Les avantages du bilinguisme des enfants dès le plus jeune âge

Le bilinguisme précoce favorise le développement des qualités d’adaptation et des aptitudes cognitives. A l’appui des études de plus en plus nombreuses menées sur le sujet dans le monde entier, Ranka Bijeljac-Babic est interrogée par Mathieu Vidard dans l’émission La Tête au carré (France Inter) et fait le point sur les caractéristiques du bilinguisme précoce.

Ranka Bijeljac-Babic, est psycholinguiste, et maître de conférences à l’Université de Poitiers. Elle est également membre du Laboratoire de psychologie de la perception de Paris-Descartes où elle mène des recherches sur les effets précoces du bilinguisme chez les nourrissons et, plus largement, sur le bilinguisme chez l’enfant. Elle est également vice-présidente de l’association CAFÉ bilingue (https://www.facebook.com/cafebilingue/) , qui défend la diversité des langues dans les familles, à l’école et dans la sphère publique. Elle est l’auteure de L’enfant bilingue, Odile Jacob, janvier 2017

Les nombreux travaux récents constatent les avantages du bilinguisme sur le développement cognitif des enfants. D’où l’intérêt de valoriser la richesse d’une double culture dès le plus jeune âge. Et quand on parle de bilinguisme, il ne s’agit pas nécessairement de l’apprentissage de l’anglais ou d’une langue internationale. Dans son laboratoire de l’université Paris Descartes,  baptisé Babylab, Ranka Bijeljac-Babic étudie l’acquisition du langage et le bilinguisme précoce de 5 mois à 3 ans. Le panel est conséquent, il est supérieur à 1500 enfants. A cinq mois, l’enfant est capable de discriminer les langues (et même dès la naissance, avec la reconnaissance de la mélodie de la langue). Ainsi, on constate grâce à la succion non nutritive qui permet de remarquer les réactions des nourrissons, que ceux-ci distinguent les langues. . Plus de la moitié de la population est bilingue : le monolinguisme devient minoritaire. Il n’existe toutefois pas de parfait bilinguisme, car les deux langues évoluent en parallèle, avec une langue dominante (qui n’est pas toujours la même tout au long de l’enfance et l’adolescence). Même si maintenir le bilinguisme familial dans un milieu (école par exemple) d’une autre langue, cet effort en vaut la peine.
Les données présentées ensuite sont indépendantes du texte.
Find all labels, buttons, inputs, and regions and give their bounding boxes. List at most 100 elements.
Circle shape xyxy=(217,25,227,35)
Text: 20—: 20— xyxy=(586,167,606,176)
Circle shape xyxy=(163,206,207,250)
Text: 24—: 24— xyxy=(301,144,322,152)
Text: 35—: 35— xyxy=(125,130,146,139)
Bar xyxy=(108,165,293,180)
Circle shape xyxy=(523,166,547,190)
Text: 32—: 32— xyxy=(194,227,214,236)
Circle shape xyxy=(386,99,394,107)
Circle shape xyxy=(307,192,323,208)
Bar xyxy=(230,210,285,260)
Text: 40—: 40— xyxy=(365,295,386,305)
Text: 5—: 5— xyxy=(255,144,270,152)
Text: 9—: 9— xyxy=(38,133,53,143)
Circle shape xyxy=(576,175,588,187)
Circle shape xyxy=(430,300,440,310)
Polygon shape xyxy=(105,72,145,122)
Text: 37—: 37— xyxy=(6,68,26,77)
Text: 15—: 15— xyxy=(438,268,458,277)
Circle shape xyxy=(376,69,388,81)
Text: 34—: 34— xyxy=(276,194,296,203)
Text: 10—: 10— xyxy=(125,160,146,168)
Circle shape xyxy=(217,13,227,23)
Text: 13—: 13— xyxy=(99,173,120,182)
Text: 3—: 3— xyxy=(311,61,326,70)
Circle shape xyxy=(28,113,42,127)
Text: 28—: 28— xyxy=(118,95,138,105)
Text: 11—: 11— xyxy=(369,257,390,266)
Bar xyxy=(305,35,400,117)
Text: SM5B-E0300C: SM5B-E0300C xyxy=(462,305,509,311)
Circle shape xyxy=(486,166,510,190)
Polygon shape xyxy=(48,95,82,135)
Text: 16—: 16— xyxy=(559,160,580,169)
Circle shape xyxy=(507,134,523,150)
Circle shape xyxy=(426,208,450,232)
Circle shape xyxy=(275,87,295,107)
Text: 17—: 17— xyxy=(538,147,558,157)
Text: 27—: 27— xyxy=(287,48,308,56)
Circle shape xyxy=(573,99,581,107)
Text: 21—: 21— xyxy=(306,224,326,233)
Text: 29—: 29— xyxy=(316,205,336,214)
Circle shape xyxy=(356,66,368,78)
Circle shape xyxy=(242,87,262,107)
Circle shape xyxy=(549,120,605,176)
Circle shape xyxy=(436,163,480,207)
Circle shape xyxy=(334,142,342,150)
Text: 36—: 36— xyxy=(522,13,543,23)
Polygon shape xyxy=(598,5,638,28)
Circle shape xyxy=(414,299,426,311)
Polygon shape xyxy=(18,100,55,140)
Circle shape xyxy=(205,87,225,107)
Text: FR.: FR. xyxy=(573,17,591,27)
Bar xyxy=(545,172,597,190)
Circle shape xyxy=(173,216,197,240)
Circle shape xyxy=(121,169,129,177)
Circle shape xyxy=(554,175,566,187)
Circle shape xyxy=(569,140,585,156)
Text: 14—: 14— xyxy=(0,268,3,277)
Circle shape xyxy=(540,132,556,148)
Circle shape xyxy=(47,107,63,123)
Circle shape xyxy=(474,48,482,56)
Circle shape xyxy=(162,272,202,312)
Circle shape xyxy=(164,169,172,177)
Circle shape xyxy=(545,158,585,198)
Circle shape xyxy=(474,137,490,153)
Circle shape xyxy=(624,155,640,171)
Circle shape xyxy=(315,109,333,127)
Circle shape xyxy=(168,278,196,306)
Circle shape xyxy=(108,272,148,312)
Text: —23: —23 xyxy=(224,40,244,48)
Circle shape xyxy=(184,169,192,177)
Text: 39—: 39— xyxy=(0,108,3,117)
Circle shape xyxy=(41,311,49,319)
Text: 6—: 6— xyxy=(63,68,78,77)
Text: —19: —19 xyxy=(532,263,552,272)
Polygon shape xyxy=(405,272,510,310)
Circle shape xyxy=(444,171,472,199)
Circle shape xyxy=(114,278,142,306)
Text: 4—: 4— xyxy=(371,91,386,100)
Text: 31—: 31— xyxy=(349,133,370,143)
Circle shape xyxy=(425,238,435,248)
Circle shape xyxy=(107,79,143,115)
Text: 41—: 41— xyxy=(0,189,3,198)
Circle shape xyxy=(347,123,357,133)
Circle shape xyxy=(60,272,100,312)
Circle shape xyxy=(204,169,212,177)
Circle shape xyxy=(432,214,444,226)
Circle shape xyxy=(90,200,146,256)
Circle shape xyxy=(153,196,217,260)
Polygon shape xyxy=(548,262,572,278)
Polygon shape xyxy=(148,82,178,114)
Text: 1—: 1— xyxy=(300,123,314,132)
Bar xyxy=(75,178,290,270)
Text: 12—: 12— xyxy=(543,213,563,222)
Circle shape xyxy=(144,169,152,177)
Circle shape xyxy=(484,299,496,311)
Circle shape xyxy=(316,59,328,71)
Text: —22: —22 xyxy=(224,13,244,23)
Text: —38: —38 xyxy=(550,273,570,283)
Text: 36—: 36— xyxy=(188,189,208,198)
La chercheuse revient aussi sur des idées reçues. Selon elle, parler deux langues à un enfant ne retarde pas son apprentissage du langage, chaque langue peut évoluer à son rythme. Toutefois, il est nécessaire de rester vigilent. Autre idée reçue : traditionnellement, il était conseillé que chaque parent parle une langue et une seule, selon le principe un locuteur/une langue, afin d’éviter le chaos linguistique. La recherche actuelle conteste cette position.

Autre avantage du bilinguisme, la facilité pour l’apprentissage d’autres langues. Plus on parle de langues, plus on peut en apprendre ! En revanche, une langue apprise dans l’enfance peut être oubliée. Ainsi, un enfant qui a vécu entre l’âge de trois et six ans en Italie, et qui parlait italien, l’a oublié ultérieurement faute de pratique. L’imagerie médicale actuelle montre qu’il n’y a plus de traces d’une langue apprise dans l’enfance et oubliée.

Peu d’inconvénients sont soulignés, bien qu’il soit conseillé d’éviter certains risques. Ainsi, le risque de « semi-linguisme », c’est-à-dire de ne maîtriser aucune langue, et de mélanger les deux. Il faut donc veiller à ce que les bases soient stables dans une langue pour progresser dans une autre. Toutefois, le mélange des langues, quand il a lieu, est provisoire. Il faut être plus vigilent au moment de l’acquisition de l’écrit, et commencer cet apprentissage, quand c’est possible, dans la langue la plus forte.

Pour en revenir aux avantages sur la longue durée, les études montrent que dans le cas des sujets bilingues, on constate l’apparition des maladies neuro-dégénératives quatre à cinq ans plus tard que chez les sujets monolingues (même si d’autres facteurs peuvent intervenir).

Enfin, le passage constant d’une langue à l’autre favorise l’attention aux changement de l’environnement. Bref, le bilinguisme n’est jamais facile, mais constitue un avantage personnel et sociétal.